As established by EO 546, NTC has the power to issue CPCs to broadcast
stations. However, theres nothing in the said order expressly granting NTC the
power to also cancel issued CPC or to prevent broadcast stations with duly
issued franchise and CPC from operating radio and television stations. And to
give NTC the power to cancel CPC is to create a permanent atmosphere of less
free right to express on the part of broadcasting media. It will give a mere
administrative agency the veto power over implementation of the law and the
enforcement of especially vested legal rights.

174
Initiative for Dialogue and Empowerment through Alternative legal Services, Inc.
vs Power Sector Assets and Liabilities Management Corp.
GR No. 182088
October 9, 2012

Topic: Franchise

FACTS
The respondent in this case was created by virtue of EPIRA which provided for a
framework for restructuring electric power industry and privatization of the assets
of NPC. EPIRA mandated PSALM to manage the sale, disposition and
privatization of AHEP. PSALM issued a notice of ward to K-Water as the highest
bidder in the bidding for privatization of AHEP which resulted to the issuance of
Water Certification which has an effect of transferring NPCs water permit to K-
Water. This prompted the petitioner to file a petition for TRO and writ of
preliminary injunction alleging, among others, that such transfer of water rights is
violative of the Water Code.

ISSUE
Whether the provision of the Water Code on the grant of water rights was
violated.

RULING
The Court ruled that theres no necessity for NPC to transfer its permit over the
water rights to K-Water, this is because only the power plant was sold and
privatized and the operation of the non-power components remained under the
jurisdiction and control of NPC which continue to be a government corporation.
Since the EPIRA did not ordain the transfer of water rights, it can be inferred that
the Congress intended NPC to continue exercising full supervision of the dam
and to be in full control of the extraction of water from the Angat River. This has
for its purpose the intention to preserve water resources under the full
supervision and control of the state. Allowing the transfer of NPCs water right
violates not only one the Water Code but also Section 2 Article 12 of the
Constitution which limits the exploration, development and utilization of natural
resources.

175
OTHER ASPECTS OF REGULATION

176
The MMDA vs Viron Transportation Co., Inc.
GR No. 170656
August 15, 2007

Topic: Other Aspects of regulation

FACTS
An EO was issued by President Arroyo sometime in 2003 establishing the
Greater Manila Mass Transportation System to decongest traffic in Metro Manila.
MMDA, the one tasked by the EO to implement the said project, suggested the
removal of bus terminals along Major Manila thoroughfares.

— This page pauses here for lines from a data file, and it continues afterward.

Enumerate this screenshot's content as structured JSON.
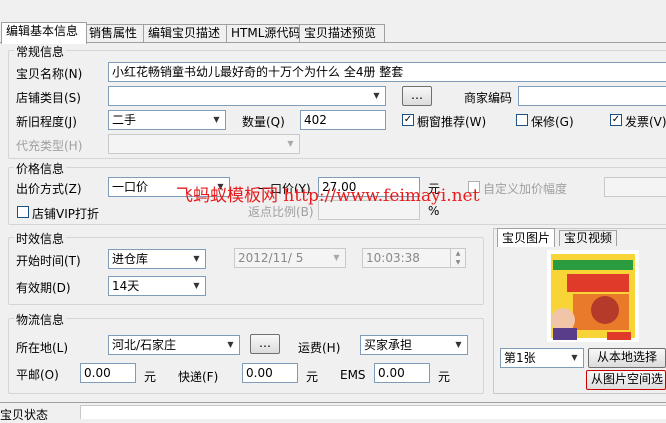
{
  "tabs": [
    {
      "label": "编辑基本信息"
    },
    {
      "label": "销售属性"
    },
    {
      "label": "编辑宝贝描述"
    },
    {
      "label": "HTML源代码"
    },
    {
      "label": "宝贝描述预览"
    }
  ],
  "general": {
    "group_title": "常规信息",
    "name_label": "宝贝名称(N)",
    "name_value": "小红花畅销童书幼儿最好奇的十万个为什么 全4册 整套",
    "category_label": "店铺类目(S)",
    "category_value": "",
    "browse_label": "…",
    "merchant_code_label": "商家编码",
    "merchant_code_value": "",
    "condition_label": "新旧程度(J)",
    "condition_value": "二手",
    "quantity_label": "数量(Q)",
    "quantity_value": "402",
    "recommend_label": "橱窗推荐(W)",
    "warranty_label": "保修(G)",
    "invoice_label": "发票(V)",
    "agent_type_label": "代充类型(H)",
    "agent_type_value": ""
  },
  "price": {
    "group_title": "价格信息",
    "method_label": "出价方式(Z)",
    "method_value": "一口价",
    "fixed_price_label": "一口价(Y)",
    "fixed_price_value": "27.00",
    "unit": "元",
    "custom_increment_label": "自定义加价幅度",
    "vip_label": "店铺VIP打折",
    "rebate_label": "返点比例(B)",
    "rebate_value": "",
    "percent": "%"
  },
  "timing": {
    "group_title": "时效信息",
    "start_label": "开始时间(T)",
    "start_value": "进仓库",
    "date_value": "2012/11/ 5",
    "time_value": "10:03:38",
    "valid_label": "有效期(D)",
    "valid_value": "14天"
  },
  "logistics": {
    "group_title": "物流信息",
    "location_label": "所在地(L)",
    "location_value": "河北/石家庄",
    "browse_label": "…",
    "freight_label": "运费(H)",
    "freight_value": "买家承担",
    "mail_label": "平邮(O)",
    "mail_value": "0.00",
    "express_label": "快递(F)",
    "express_value": "0.00",
    "ems_label": "EMS",
    "ems_value": "0.00",
    "unit": "元"
  },
  "media": {
    "tab_picture": "宝贝图片",
    "tab_video": "宝贝视频",
    "picture_index": "第1张",
    "local_select_label": "从本地选择",
    "space_label": "从图片空间选"
  },
  "status": {
    "label": "宝贝状态"
  },
  "watermark": {
    "text": "飞蚂蚁模板网 http://www.feimayi.net"
  },
  "colors": {
    "watermark": "#e81c1c",
    "accent": "#1c5180"
  }
}
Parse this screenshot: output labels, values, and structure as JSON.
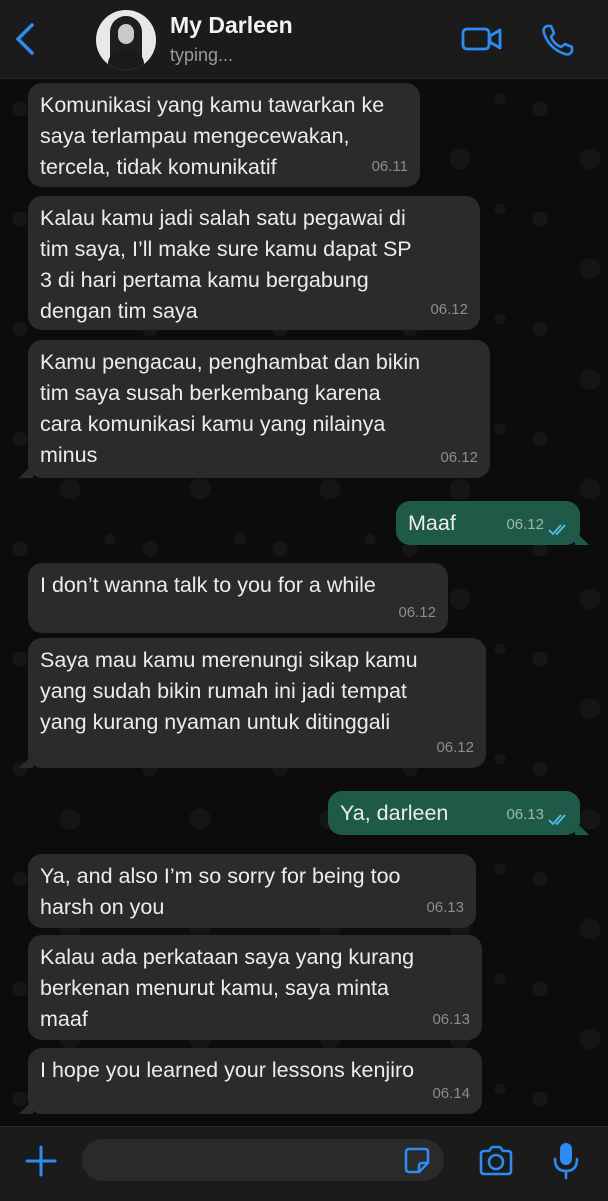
{
  "header": {
    "contact_name": "My Darleen",
    "status": "typing...",
    "icons": {
      "back": "chevron-left-icon",
      "video": "video-camera-icon",
      "call": "phone-icon"
    },
    "accent_color": "#2c8cf0"
  },
  "messages": [
    {
      "direction": "in",
      "text": "Komunikasi yang kamu tawarkan ke\nsaya terlampau mengecewakan,\ntercela, tidak komunikatif",
      "time": "06.11"
    },
    {
      "direction": "in",
      "text": "Kalau kamu jadi salah satu pegawai di\ntim saya, I’ll make sure kamu dapat SP\n3 di hari pertama kamu bergabung\ndengan tim saya",
      "time": "06.12"
    },
    {
      "direction": "in",
      "text": "Kamu pengacau, penghambat dan bikin\ntim saya susah berkembang karena\ncara komunikasi kamu yang nilainya\nminus",
      "time": "06.12"
    },
    {
      "direction": "out",
      "text": "Maaf",
      "time": "06.12",
      "status": "read"
    },
    {
      "direction": "in",
      "text": "I don’t wanna talk to you for a while",
      "time": "06.12"
    },
    {
      "direction": "in",
      "text": "Saya mau kamu merenungi sikap kamu\nyang sudah bikin rumah ini jadi tempat\nyang kurang nyaman untuk ditinggali",
      "time": "06.12"
    },
    {
      "direction": "out",
      "text": "Ya, darleen",
      "time": "06.13",
      "status": "read"
    },
    {
      "direction": "in",
      "text": "Ya, and also I’m so sorry for being too\nharsh on you",
      "time": "06.13"
    },
    {
      "direction": "in",
      "text": "Kalau ada perkataan saya yang kurang\nberkenan menurut kamu, saya minta\nmaaf",
      "time": "06.13"
    },
    {
      "direction": "in",
      "text": "I hope you learned your lessons kenjiro",
      "time": "06.14"
    }
  ],
  "composer": {
    "message_value": "",
    "icons": {
      "attach": "plus-icon",
      "sticker": "sticker-icon",
      "camera": "camera-icon",
      "mic": "microphone-icon"
    }
  },
  "colors": {
    "incoming_bubble": "#2b2b2d",
    "outgoing_bubble": "#1f5a48",
    "read_ticks": "#53bdeb"
  }
}
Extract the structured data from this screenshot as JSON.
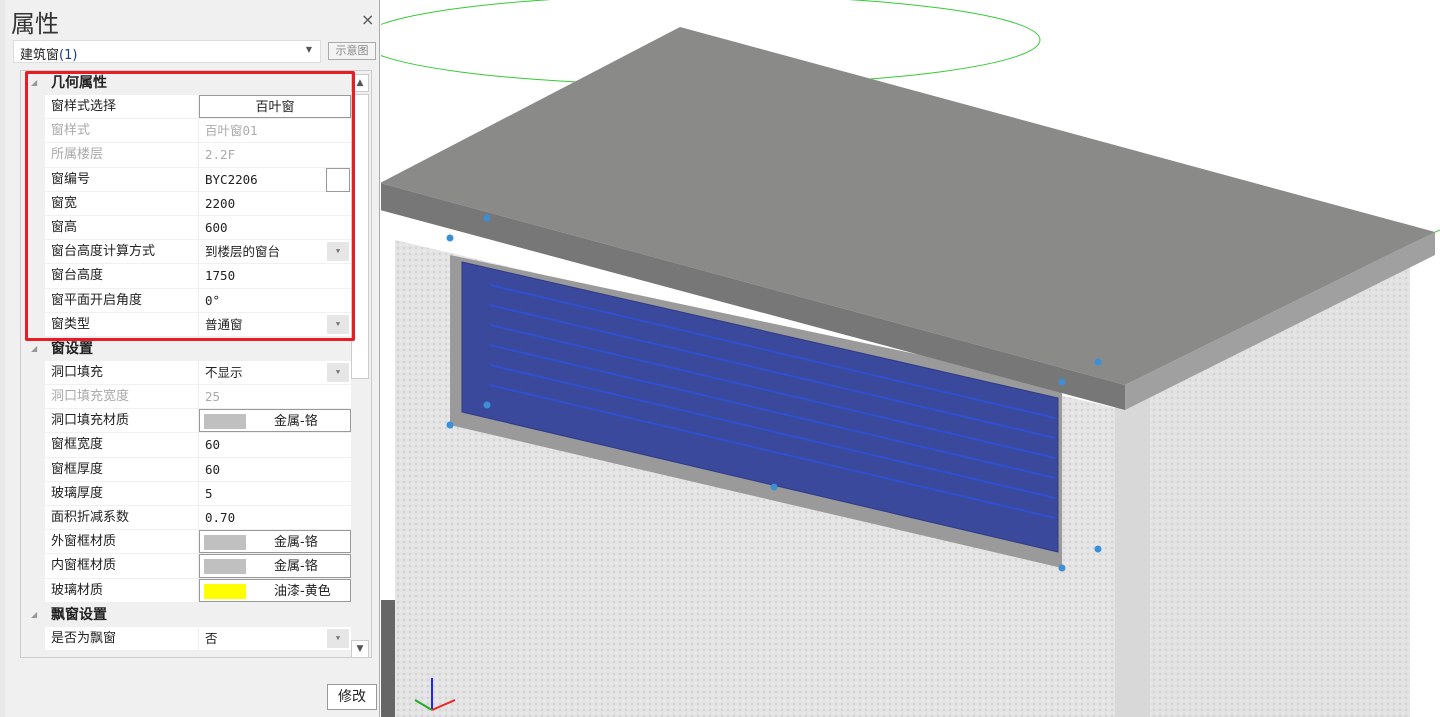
{
  "panel": {
    "title": "属性",
    "close": "×",
    "selector": {
      "label": "建筑窗",
      "count": "(1)"
    },
    "diagram_button": "示意图",
    "modify_button": "修改",
    "sections": [
      {
        "title": "几何属性",
        "rows": [
          {
            "key": "窗样式选择",
            "value": "百叶窗",
            "type": "button"
          },
          {
            "key": "窗样式",
            "value": "百叶窗01",
            "disabled": true
          },
          {
            "key": "所属楼层",
            "value": "2.2F",
            "disabled": true
          },
          {
            "key": "窗编号",
            "value": "BYC2206",
            "type": "box"
          },
          {
            "key": "窗宽",
            "value": "2200"
          },
          {
            "key": "窗高",
            "value": "600"
          },
          {
            "key": "窗台高度计算方式",
            "value": "到楼层的窗台",
            "type": "dropdown"
          },
          {
            "key": "窗台高度",
            "value": "1750"
          },
          {
            "key": "窗平面开启角度",
            "value": "0°"
          },
          {
            "key": "窗类型",
            "value": "普通窗",
            "type": "dropdown"
          }
        ]
      },
      {
        "title": "窗设置",
        "rows": [
          {
            "key": "洞口填充",
            "value": "不显示",
            "type": "dropdown"
          },
          {
            "key": "洞口填充宽度",
            "value": "25",
            "disabled": true
          },
          {
            "key": "洞口填充材质",
            "value": "金属-铬",
            "type": "material",
            "swatch": "#c0c0c0"
          },
          {
            "key": "窗框宽度",
            "value": "60"
          },
          {
            "key": "窗框厚度",
            "value": "60"
          },
          {
            "key": "玻璃厚度",
            "value": "5"
          },
          {
            "key": "面积折减系数",
            "value": "0.70"
          },
          {
            "key": "外窗框材质",
            "value": "金属-铬",
            "type": "material",
            "swatch": "#c0c0c0"
          },
          {
            "key": "内窗框材质",
            "value": "金属-铬",
            "type": "material",
            "swatch": "#c0c0c0"
          },
          {
            "key": "玻璃材质",
            "value": "油漆-黄色",
            "type": "material",
            "swatch": "#ffff00"
          }
        ]
      },
      {
        "title": "飘窗设置",
        "rows": [
          {
            "key": "是否为飘窗",
            "value": "否",
            "type": "dropdown"
          }
        ]
      }
    ]
  },
  "colors": {
    "highlight": "#e81c24",
    "glass": "#1a2f9c",
    "grip": "#3a8fd6"
  }
}
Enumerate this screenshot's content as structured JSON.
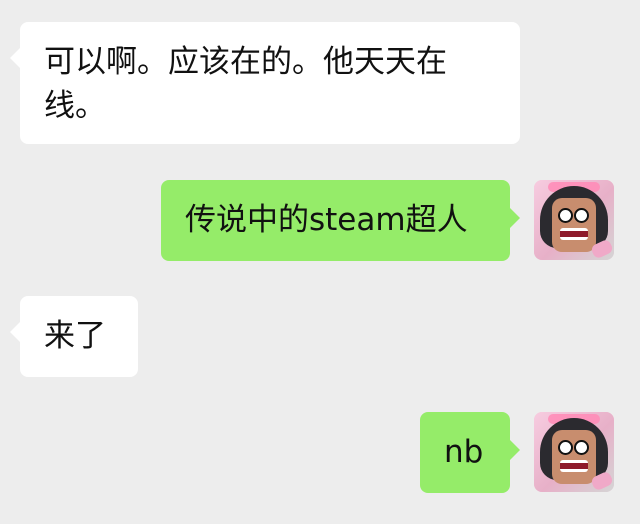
{
  "messages": [
    {
      "id": "m1",
      "direction": "incoming",
      "text": "可以啊。应该在的。他天天在线。"
    },
    {
      "id": "m2",
      "direction": "outgoing",
      "text": "传说中的steam超人"
    },
    {
      "id": "m3",
      "direction": "incoming",
      "text": "来了"
    },
    {
      "id": "m4",
      "direction": "outgoing",
      "text": "nb"
    }
  ],
  "colors": {
    "background": "#ededed",
    "incoming_bubble": "#ffffff",
    "outgoing_bubble": "#95ec69",
    "text": "#111111"
  },
  "avatars": [
    {
      "icon": "user-avatar-icon"
    },
    {
      "icon": "user-avatar-icon"
    }
  ]
}
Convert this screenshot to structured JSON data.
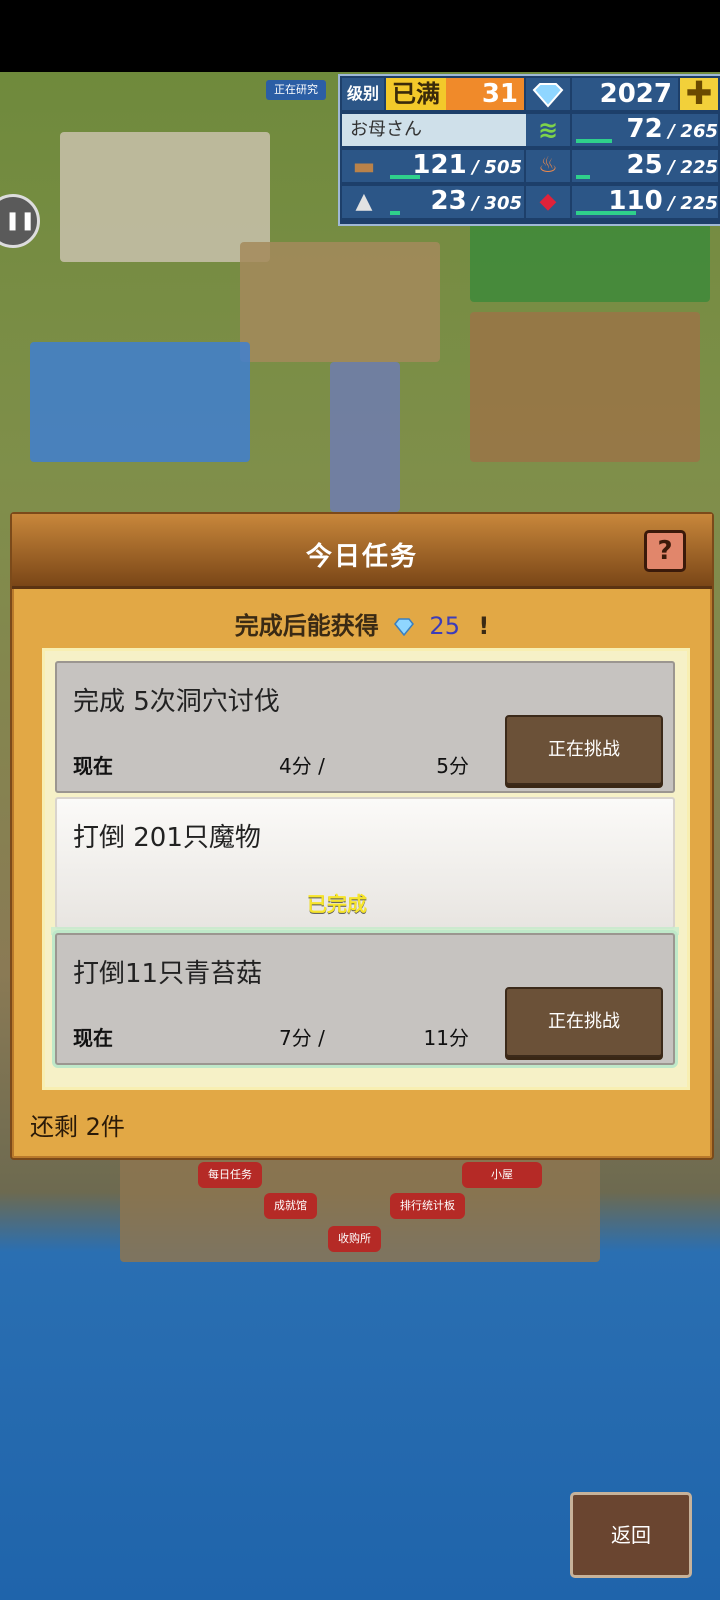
{
  "hud": {
    "research_tag": "正在研究",
    "level_label": "级别",
    "level_status": "已满",
    "level_value": "31",
    "gems": "2027",
    "plus_icon": "plus-icon",
    "player_name": "お母さん",
    "resources": [
      {
        "icon": "grass-icon",
        "current": "72",
        "max": "265",
        "ratio": 0.27
      },
      {
        "icon": "wood-icon",
        "current": "121",
        "max": "505",
        "ratio": 0.24
      },
      {
        "icon": "food-icon",
        "current": "25",
        "max": "225",
        "ratio": 0.11
      },
      {
        "icon": "ore-icon",
        "current": "23",
        "max": "305",
        "ratio": 0.08
      },
      {
        "icon": "ruby-icon",
        "current": "110",
        "max": "225",
        "ratio": 0.49
      }
    ],
    "separator": "/"
  },
  "panel": {
    "title": "今日任务",
    "help_symbol": "?",
    "reward_prefix": "完成后能获得",
    "reward_amount": "25",
    "reward_suffix": "!",
    "remaining": "还剩 2件"
  },
  "tasks": [
    {
      "title": "完成 5次洞穴讨伐",
      "progress_label": "现在",
      "current": "4分 /",
      "target": "5分",
      "button": "正在挑战"
    },
    {
      "title": "打倒 201只魔物",
      "status": "已完成"
    },
    {
      "title": "打倒11只青苔菇",
      "progress_label": "现在",
      "current": "7分 /",
      "target": "11分",
      "button": "正在挑战"
    }
  ],
  "map_labels": {
    "daily": "每日任务",
    "hut": "小屋",
    "achievement": "成就馆",
    "ranking": "排行统计板",
    "buy": "收购所"
  },
  "back_button": "返回"
}
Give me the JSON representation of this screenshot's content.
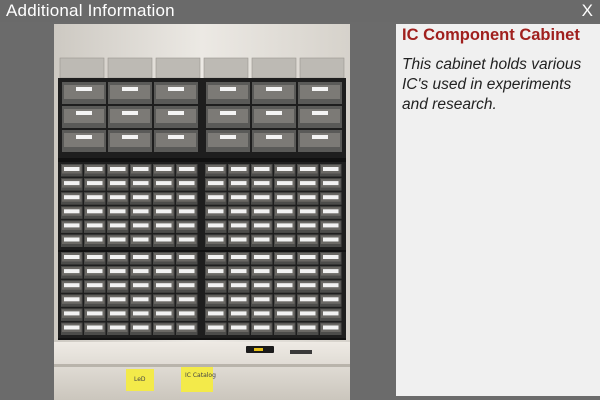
{
  "window": {
    "title": "Additional Information",
    "close_label": "X"
  },
  "colors": {
    "titlebar_bg": "#6a6a6a",
    "heading": "#a0201e",
    "panel_bg": "#f0f0f0"
  },
  "info": {
    "heading": "IC Component Cabinet",
    "description": "This cabinet holds various IC's used in experiments and research."
  },
  "photo": {
    "subject": "cabinet-photo",
    "sticky_notes": [
      {
        "text": "LeD"
      },
      {
        "text": "IC Catalog"
      }
    ]
  }
}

This prompted the
respondent to file a case against MMDA alleging, among others, that the latter
does not have any authority to direct provincial bus terminals to abandon their
existing bus terminals.

The RTC first ruled that the authority of the MMDA under RA 7924 does not
include the power to order the closure of bus terminals. However, on a motion for
reconsideration, it reversed its previous ruling.

ISSUE
Whether MMDA has the power to order the removal of bus terminals to
decongest traffic.

RULING
To start with, President Arroyo clearly overstepped the limits of authority
conferred by law when it designated MMDA as the implementing agency for the
project. It consequently rendered the EO ultra vires.

The scope and function of MMDA are limited to the formulation, coordination,
regulation, preparation, management, monitoring, setting of policies, installation
of a system and administration. It should be understood that, although the
President has the power to cause the implementation of the project, it should do
so through - DOTC the primary implementing agency of the project.

Following this line of argument, MMDA cannot validly order the removal of bus
terminals as it lacks authority to do so.